Maya's laptop screen cast a blue glow across her face as she sat cross-legged on her bed, heart racing like she'd just downed three espressos. The coaxial cable dangling from her wall wasn't actually connected to anything — her parents had cut the internet weeks ago after "the incident" at school.

She was technically grounded forever, or at least until senior year started. But tonight, she had a mission.

Her phone buzzed. jace: you got the stuff?

Maya: obviously. who do you think i am

She'd been the school's unofficial tech support since freshman year, which was honestly kind of pathetic when she thought about it. But now her skills were about to pay off. Jace needed her to help him hack into the school's grading system and fix his GPA before college applications went live. Okay, that sounded bad when she put it that way. But he'd literally do anything for her. He'd carried her books that time she sprained her ankle. He'd defended her when Tyler made that comment in AP Bio.

Her cat, Bubbles, jumped onto the keyboard.

"Dude, not cool," Maya whispered, shoving him aside.
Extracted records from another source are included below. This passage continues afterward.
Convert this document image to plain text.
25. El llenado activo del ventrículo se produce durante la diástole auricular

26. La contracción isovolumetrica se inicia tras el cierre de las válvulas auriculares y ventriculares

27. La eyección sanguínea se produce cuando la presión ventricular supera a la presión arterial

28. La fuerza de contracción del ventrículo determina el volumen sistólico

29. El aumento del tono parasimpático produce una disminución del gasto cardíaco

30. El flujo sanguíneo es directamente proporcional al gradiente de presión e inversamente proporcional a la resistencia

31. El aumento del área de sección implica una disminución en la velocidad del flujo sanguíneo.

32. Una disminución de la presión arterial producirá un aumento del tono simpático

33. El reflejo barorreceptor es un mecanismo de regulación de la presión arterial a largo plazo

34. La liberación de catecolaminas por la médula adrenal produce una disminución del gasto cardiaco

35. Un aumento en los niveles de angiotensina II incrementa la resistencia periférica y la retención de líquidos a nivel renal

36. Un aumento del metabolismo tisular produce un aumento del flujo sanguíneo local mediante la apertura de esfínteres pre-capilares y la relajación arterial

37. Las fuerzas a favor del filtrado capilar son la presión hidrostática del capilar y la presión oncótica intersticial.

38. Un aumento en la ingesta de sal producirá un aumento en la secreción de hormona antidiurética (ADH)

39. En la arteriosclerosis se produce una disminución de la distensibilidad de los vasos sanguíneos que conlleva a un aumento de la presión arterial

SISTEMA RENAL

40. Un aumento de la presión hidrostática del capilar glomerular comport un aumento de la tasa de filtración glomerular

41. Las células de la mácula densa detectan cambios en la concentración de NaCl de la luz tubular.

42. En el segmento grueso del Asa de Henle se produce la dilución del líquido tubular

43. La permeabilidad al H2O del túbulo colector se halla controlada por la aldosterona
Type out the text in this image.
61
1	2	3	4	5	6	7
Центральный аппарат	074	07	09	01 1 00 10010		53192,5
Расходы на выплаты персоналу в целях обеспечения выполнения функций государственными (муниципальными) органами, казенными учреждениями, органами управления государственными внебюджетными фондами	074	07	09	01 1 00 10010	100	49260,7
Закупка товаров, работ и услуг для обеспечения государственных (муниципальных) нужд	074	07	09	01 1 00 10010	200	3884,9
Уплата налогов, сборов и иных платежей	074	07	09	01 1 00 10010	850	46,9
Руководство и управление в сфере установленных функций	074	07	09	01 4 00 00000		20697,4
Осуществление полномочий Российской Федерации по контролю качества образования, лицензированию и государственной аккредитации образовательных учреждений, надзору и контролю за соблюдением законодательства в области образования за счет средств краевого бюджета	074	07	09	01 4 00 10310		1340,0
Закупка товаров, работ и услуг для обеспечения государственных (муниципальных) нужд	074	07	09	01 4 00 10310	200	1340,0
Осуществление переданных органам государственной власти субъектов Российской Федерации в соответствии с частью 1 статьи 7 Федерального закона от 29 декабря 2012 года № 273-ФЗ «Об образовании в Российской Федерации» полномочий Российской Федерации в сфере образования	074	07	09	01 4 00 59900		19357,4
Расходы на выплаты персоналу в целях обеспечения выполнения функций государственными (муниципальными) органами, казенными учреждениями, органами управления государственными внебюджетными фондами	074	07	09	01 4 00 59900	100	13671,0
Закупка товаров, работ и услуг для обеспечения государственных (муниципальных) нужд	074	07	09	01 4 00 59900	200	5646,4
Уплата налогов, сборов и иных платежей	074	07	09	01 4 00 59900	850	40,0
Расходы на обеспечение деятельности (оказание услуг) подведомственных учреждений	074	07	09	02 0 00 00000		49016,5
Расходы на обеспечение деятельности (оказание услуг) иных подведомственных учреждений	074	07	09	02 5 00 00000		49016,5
Bubbles purred like he'd just accomplished something major.

Outside her window, something moved. Maya froze.

Her dad's old spy gear — the night-vision goggles he'd bought on eBay during his midlife crisis phase — sat on her desk. She grabbed them and peered through the blinds. Nothing. Just the old oak tree swaying in the wind. She was being paranoid. Probably.

Back to business. She connected to Jace's hotspot and opened the backdoor into the school server she'd discovered last year (totally by accident). The file structure appeared like a pyramid of folders within folders, each level deeper than the last. Grade records. Discipline files. Something called "STUDENT INCIDENT REPORTS."

Her cursor hovered. She shouldn't. She really, really shouldn't.

But curiosity was her fatal flaw, always had been. She clicked.

And there it was — her own name, linked to an incident she'd successfully suppressed since eighth grade. The time she'd been caught spying on the popular girls' sleep party, trying to understand how they moved through the world so effortlessly. How they knew exactly what to say, what to wear, who to be.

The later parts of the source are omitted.